Korktuğunu düşünemiyorum Ali Aydın'ın... Neden atladığına da bir neden bulamıyorum. Sergen'in yokluğunda Tümer daha çok topla buluşma ve oynama fırsatı yakaladı. Ağır saha koşullarına karşın, teknik becerisini zorlayarak ve fizik savaşından kaçmayarak tempoyu ayarladı... Ahmet Dursun'a yarattığı gollük pozisyon dört dörtlüktü.
***
Beşiktaş'ta, Ronaldo'suz savunmanın göstereceği performans, bir bakıma derbinin kaderini belirleyecekti. Zago, oyunun genelinde Ronaldo'nun yokluğunu hiç hissettirmedi. Risksiz oynamayı yeğledi, fantaziye hiç kaçmadı.

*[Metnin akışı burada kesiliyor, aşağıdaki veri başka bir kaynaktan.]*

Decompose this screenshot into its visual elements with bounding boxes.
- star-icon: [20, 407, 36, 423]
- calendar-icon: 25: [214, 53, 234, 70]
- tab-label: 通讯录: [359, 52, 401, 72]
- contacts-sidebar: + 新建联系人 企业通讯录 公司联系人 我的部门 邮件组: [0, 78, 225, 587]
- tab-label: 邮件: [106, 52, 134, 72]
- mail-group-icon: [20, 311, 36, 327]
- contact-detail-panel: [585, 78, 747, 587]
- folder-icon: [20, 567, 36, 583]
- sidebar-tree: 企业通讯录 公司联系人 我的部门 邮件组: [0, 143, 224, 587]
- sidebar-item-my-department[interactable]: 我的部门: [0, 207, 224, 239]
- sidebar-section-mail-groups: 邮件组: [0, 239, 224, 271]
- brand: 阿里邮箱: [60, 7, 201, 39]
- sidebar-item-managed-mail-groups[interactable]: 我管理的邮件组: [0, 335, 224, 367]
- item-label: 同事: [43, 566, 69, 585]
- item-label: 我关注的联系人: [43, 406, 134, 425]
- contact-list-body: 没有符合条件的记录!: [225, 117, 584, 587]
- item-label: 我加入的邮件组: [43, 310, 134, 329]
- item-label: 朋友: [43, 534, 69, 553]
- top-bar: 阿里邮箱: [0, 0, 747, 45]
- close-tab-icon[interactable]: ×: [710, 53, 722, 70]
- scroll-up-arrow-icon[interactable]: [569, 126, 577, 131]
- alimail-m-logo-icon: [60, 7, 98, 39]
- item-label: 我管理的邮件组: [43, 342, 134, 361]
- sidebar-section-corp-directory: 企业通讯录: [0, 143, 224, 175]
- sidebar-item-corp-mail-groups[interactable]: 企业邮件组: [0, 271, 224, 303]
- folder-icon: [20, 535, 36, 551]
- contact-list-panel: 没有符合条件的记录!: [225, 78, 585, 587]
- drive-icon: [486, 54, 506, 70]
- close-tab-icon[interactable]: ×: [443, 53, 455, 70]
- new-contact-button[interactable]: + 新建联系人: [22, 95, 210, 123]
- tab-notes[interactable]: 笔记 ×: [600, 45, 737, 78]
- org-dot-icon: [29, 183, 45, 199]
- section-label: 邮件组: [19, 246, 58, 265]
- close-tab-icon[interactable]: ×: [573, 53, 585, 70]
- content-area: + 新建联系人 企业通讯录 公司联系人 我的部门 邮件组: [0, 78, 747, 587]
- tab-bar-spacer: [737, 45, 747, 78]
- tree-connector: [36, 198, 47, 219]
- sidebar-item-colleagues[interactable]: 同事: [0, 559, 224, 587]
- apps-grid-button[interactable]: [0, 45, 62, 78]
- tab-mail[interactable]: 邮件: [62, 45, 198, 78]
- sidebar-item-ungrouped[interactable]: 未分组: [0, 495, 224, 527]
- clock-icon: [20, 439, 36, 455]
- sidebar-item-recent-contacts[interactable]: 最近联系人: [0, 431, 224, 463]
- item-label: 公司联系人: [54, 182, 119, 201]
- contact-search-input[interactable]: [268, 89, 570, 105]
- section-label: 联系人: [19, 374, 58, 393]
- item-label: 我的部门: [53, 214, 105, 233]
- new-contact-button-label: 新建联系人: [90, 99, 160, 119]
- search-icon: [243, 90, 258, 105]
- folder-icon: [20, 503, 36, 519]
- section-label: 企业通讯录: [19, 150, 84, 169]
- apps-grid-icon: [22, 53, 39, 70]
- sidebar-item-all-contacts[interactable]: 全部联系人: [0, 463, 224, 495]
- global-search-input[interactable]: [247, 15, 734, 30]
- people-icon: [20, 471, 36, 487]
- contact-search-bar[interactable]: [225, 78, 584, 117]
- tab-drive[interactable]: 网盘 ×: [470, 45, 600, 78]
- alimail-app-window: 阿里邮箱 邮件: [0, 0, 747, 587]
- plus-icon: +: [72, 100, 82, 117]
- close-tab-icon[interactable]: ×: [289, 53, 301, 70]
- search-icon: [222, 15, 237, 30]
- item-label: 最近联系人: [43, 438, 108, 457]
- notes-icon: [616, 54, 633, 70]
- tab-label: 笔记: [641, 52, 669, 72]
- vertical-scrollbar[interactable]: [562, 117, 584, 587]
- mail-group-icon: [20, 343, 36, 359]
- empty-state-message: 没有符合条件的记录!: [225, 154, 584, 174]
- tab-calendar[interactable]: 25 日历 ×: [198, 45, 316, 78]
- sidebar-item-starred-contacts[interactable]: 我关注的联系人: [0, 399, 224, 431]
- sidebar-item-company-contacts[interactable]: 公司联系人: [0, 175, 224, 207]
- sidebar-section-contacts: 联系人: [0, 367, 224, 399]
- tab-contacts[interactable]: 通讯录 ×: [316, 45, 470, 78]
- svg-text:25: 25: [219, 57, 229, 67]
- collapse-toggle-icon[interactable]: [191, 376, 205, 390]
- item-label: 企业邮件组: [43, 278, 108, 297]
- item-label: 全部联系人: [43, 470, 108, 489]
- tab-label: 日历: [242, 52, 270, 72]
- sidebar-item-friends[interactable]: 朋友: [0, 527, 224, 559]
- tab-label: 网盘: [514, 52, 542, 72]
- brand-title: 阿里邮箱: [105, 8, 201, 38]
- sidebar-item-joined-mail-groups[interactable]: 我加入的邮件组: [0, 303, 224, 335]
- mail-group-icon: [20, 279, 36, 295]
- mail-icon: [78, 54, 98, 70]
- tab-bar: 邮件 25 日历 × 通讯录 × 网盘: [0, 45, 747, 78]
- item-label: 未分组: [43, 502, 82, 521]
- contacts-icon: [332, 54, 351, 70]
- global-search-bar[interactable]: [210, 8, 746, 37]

Lucescu, Tolga ve Ahmet Yıldırım ile Zago'nun çevresinde ördüğü savunma çemberi ile bu bölgede yaşanacak her tehlikeyi kesip attı...
Beşiktaş'ta kötü oynayana rastlamadım. Ancak, Tümer, İbrahim ve Zago'nun gösterdiği performansı da herkes gibi beğeni ile izledim.
Lucescu mu? Tartışmasız derbinin kralıydı. Beşiktaş'ı hiç riske atmadan ve oyunun kontrolünü rakibe kaptırmadan Kadıköy'den 3 puan çıkardı. Boşuna konuşulmuyor... 100 yılın en iyi transferi.